HPU receives $1 Million Investment from Ulupono Initiative

May 13, 2014

Feed mill
This rendering shows the proposed feed mill HPU plans to build in Hilo to address food security in the Islands.

HONOLULU — Hawai‘i Pacific University (HPU) and Ulupono Initiative announced today a partnership for the establishment of a state-of-the-art facility which aims to tackle Hawai‘i’s vital issue of local food security.

As part of its mission to increase local food production, Ulupono Initiative is investing $1 million to help finance Hawai‘i Pacific University’s prototype feed mill to be constructed on Hawai‘i Island. The long-planned project is spearheaded by Oceanic Institute, HPU (OI-HPU) – which became a directed research unit of the university in January of this year.

Hawai‘i's isolation as an island state makes food security a priority for its residents. Currently, 85-90 percent of the state’s food is imported, which makes it particularly vulnerable to natural disasters and global events that disrupt shipping and the food supply. Nearly all of Hawai‘iʻs animal feed is imported because the cost of local inputs is too high. For local animal producers, feed is the single largest operational cost.

 “Hawai‘i’s aquaculture and livestock industry play a critical role in the food security and resilience of our state, but they are threatened by the volatility of feed, fuel and fertilizer,” said Kyle Datta, general partner of Ulupono Initiative.

Through this innovative feed mill project, researchers from Oceanic Institute-HPU will create feed for animals — including cattle, poultry, and moi — and will incorporate byproducts from local industries such as sugarcane, fisheries, papaya and algae, which otherwise go to waste. Once formulated to meet each animal’s specific nutritional needs, the feed will be tested on a scale relevant to Hawai‘i farmers.

"Currently at our OI-HPU Makapu‘u campus, we have the only pilot-scale research feed mill for tropical and subtropical aquaculture in the US and Pacific-Island region. This partnership with Ulupono Initiative provides an unparalleled opportunity for us to evaluate locally available waste products and transform them into feed ingredients on a commercial scale to support local food production," said Shaun Moss, OI-HPU executive director.

Ulupono Initiative’s investment funds the installation of the necessary equipment to automate the plant, making it more productive, efficient and economically viable, which, if successful, would catalyze development of commercial feed mills in Hawai‘i. The long-run competitiveness of Hawai‘i-based beef, dairy, poultry, fish, and hogs are dependent on local feed availability.

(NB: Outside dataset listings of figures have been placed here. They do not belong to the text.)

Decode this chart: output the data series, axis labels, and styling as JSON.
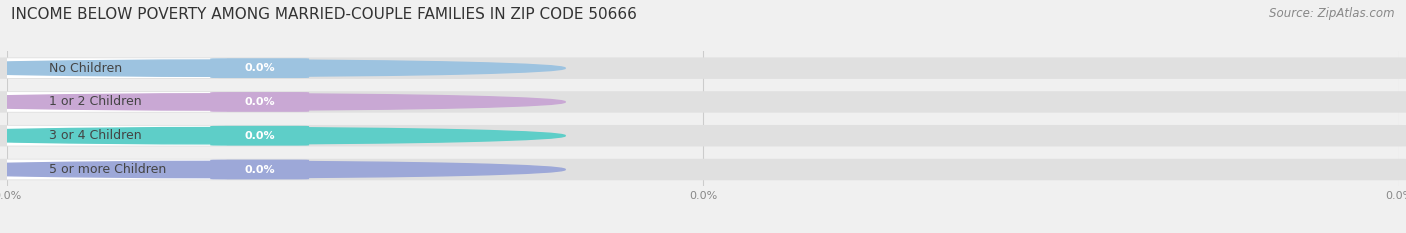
{
  "title": "INCOME BELOW POVERTY AMONG MARRIED-COUPLE FAMILIES IN ZIP CODE 50666",
  "source": "Source: ZipAtlas.com",
  "categories": [
    "No Children",
    "1 or 2 Children",
    "3 or 4 Children",
    "5 or more Children"
  ],
  "values": [
    0.0,
    0.0,
    0.0,
    0.0
  ],
  "bar_colors": [
    "#9dc3e0",
    "#c9a8d4",
    "#5ecec8",
    "#9da8d8"
  ],
  "background_color": "#f0f0f0",
  "bar_bg_color": "#e0e0e0",
  "white_label_bg": "#ffffff",
  "title_color": "#333333",
  "source_color": "#888888",
  "label_text_color": "#444444",
  "value_text_color": "#ffffff",
  "tick_color": "#888888",
  "grid_color": "#cccccc",
  "title_fontsize": 11,
  "source_fontsize": 8.5,
  "label_fontsize": 9,
  "value_fontsize": 8,
  "tick_fontsize": 8,
  "figsize": [
    14.06,
    2.33
  ],
  "dpi": 100
}
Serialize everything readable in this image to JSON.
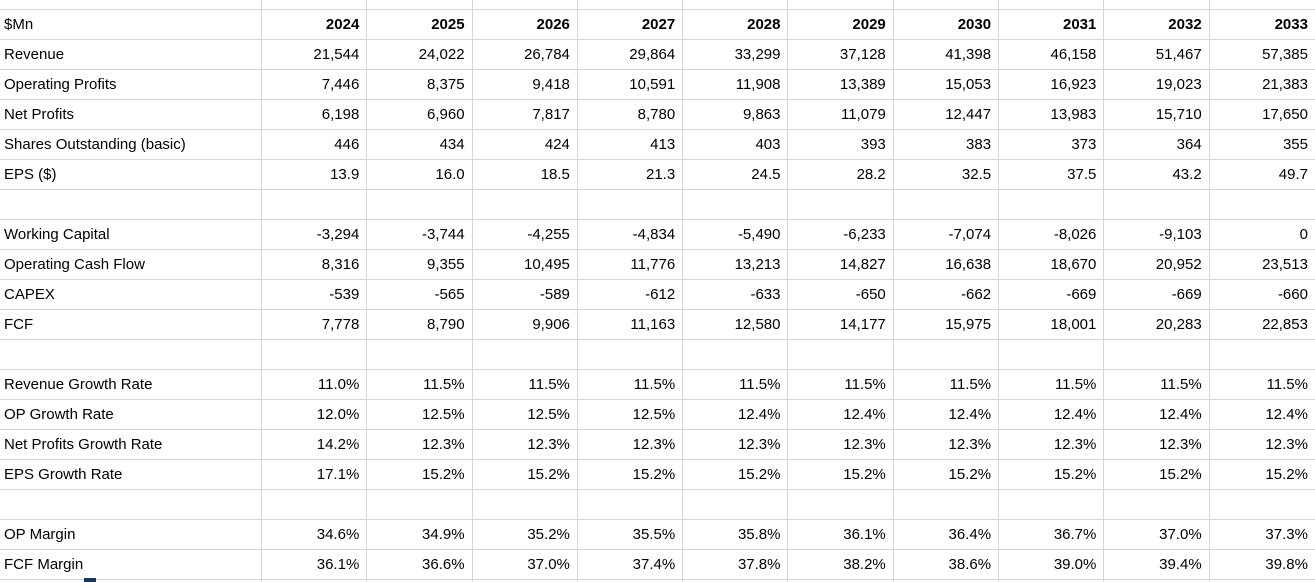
{
  "sheet": {
    "corner_label": "$Mn",
    "years": [
      "2024",
      "2025",
      "2026",
      "2027",
      "2028",
      "2029",
      "2030",
      "2031",
      "2032",
      "2033"
    ],
    "rows": [
      {
        "label": "Revenue",
        "values": [
          "21,544",
          "24,022",
          "26,784",
          "29,864",
          "33,299",
          "37,128",
          "41,398",
          "46,158",
          "51,467",
          "57,385"
        ]
      },
      {
        "label": "Operating Profits",
        "values": [
          "7,446",
          "8,375",
          "9,418",
          "10,591",
          "11,908",
          "13,389",
          "15,053",
          "16,923",
          "19,023",
          "21,383"
        ]
      },
      {
        "label": "Net Profits",
        "values": [
          "6,198",
          "6,960",
          "7,817",
          "8,780",
          "9,863",
          "11,079",
          "12,447",
          "13,983",
          "15,710",
          "17,650"
        ]
      },
      {
        "label": "Shares Outstanding (basic)",
        "values": [
          "446",
          "434",
          "424",
          "413",
          "403",
          "393",
          "383",
          "373",
          "364",
          "355"
        ]
      },
      {
        "label": "EPS ($)",
        "values": [
          "13.9",
          "16.0",
          "18.5",
          "21.3",
          "24.5",
          "28.2",
          "32.5",
          "37.5",
          "43.2",
          "49.7"
        ]
      },
      {
        "label": "",
        "values": [
          "",
          "",
          "",
          "",
          "",
          "",
          "",
          "",
          "",
          ""
        ]
      },
      {
        "label": "Working Capital",
        "values": [
          "-3,294",
          "-3,744",
          "-4,255",
          "-4,834",
          "-5,490",
          "-6,233",
          "-7,074",
          "-8,026",
          "-9,103",
          "0"
        ]
      },
      {
        "label": "Operating Cash Flow",
        "values": [
          "8,316",
          "9,355",
          "10,495",
          "11,776",
          "13,213",
          "14,827",
          "16,638",
          "18,670",
          "20,952",
          "23,513"
        ]
      },
      {
        "label": "CAPEX",
        "values": [
          "-539",
          "-565",
          "-589",
          "-612",
          "-633",
          "-650",
          "-662",
          "-669",
          "-669",
          "-660"
        ]
      },
      {
        "label": "FCF",
        "values": [
          "7,778",
          "8,790",
          "9,906",
          "11,163",
          "12,580",
          "14,177",
          "15,975",
          "18,001",
          "20,283",
          "22,853"
        ]
      },
      {
        "label": "",
        "values": [
          "",
          "",
          "",
          "",
          "",
          "",
          "",
          "",
          "",
          ""
        ]
      },
      {
        "label": "Revenue Growth Rate",
        "values": [
          "11.0%",
          "11.5%",
          "11.5%",
          "11.5%",
          "11.5%",
          "11.5%",
          "11.5%",
          "11.5%",
          "11.5%",
          "11.5%"
        ]
      },
      {
        "label": "OP Growth Rate",
        "values": [
          "12.0%",
          "12.5%",
          "12.5%",
          "12.5%",
          "12.4%",
          "12.4%",
          "12.4%",
          "12.4%",
          "12.4%",
          "12.4%"
        ]
      },
      {
        "label": "Net Profits Growth Rate",
        "values": [
          "14.2%",
          "12.3%",
          "12.3%",
          "12.3%",
          "12.3%",
          "12.3%",
          "12.3%",
          "12.3%",
          "12.3%",
          "12.3%"
        ]
      },
      {
        "label": "EPS Growth Rate",
        "values": [
          "17.1%",
          "15.2%",
          "15.2%",
          "15.2%",
          "15.2%",
          "15.2%",
          "15.2%",
          "15.2%",
          "15.2%",
          "15.2%"
        ]
      },
      {
        "label": "",
        "values": [
          "",
          "",
          "",
          "",
          "",
          "",
          "",
          "",
          "",
          ""
        ]
      },
      {
        "label": "OP Margin",
        "values": [
          "34.6%",
          "34.9%",
          "35.2%",
          "35.5%",
          "35.8%",
          "36.1%",
          "36.4%",
          "36.7%",
          "37.0%",
          "37.3%"
        ]
      },
      {
        "label": "FCF Margin",
        "values": [
          "36.1%",
          "36.6%",
          "37.0%",
          "37.4%",
          "37.8%",
          "38.2%",
          "38.6%",
          "39.0%",
          "39.4%",
          "39.8%"
        ]
      }
    ],
    "colors": {
      "gridline": "#d6d6d6",
      "text": "#000000",
      "background": "#ffffff",
      "clipped_next_row_text": "#17375e"
    }
  }
}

“Feed represents 70 to 80 percent of the costs of raising an animal, and feed prices have nearly doubled since 2009, forcing many Hawai‘i producers to cease operations,” said Datta. “By investing in this feed mill, which is capable of supporting pre-commercial feed trials, Ulupono seeks to help lower feed costs with a locally produced alternative to imported feed that will improve the financial viability for Hawai‘i’s aquaculture and livestock producers.”

The feed mill is also supported by the USDA, the Hawai‘i State Departments of Agriculture and Land and Natural Resource, and private donors.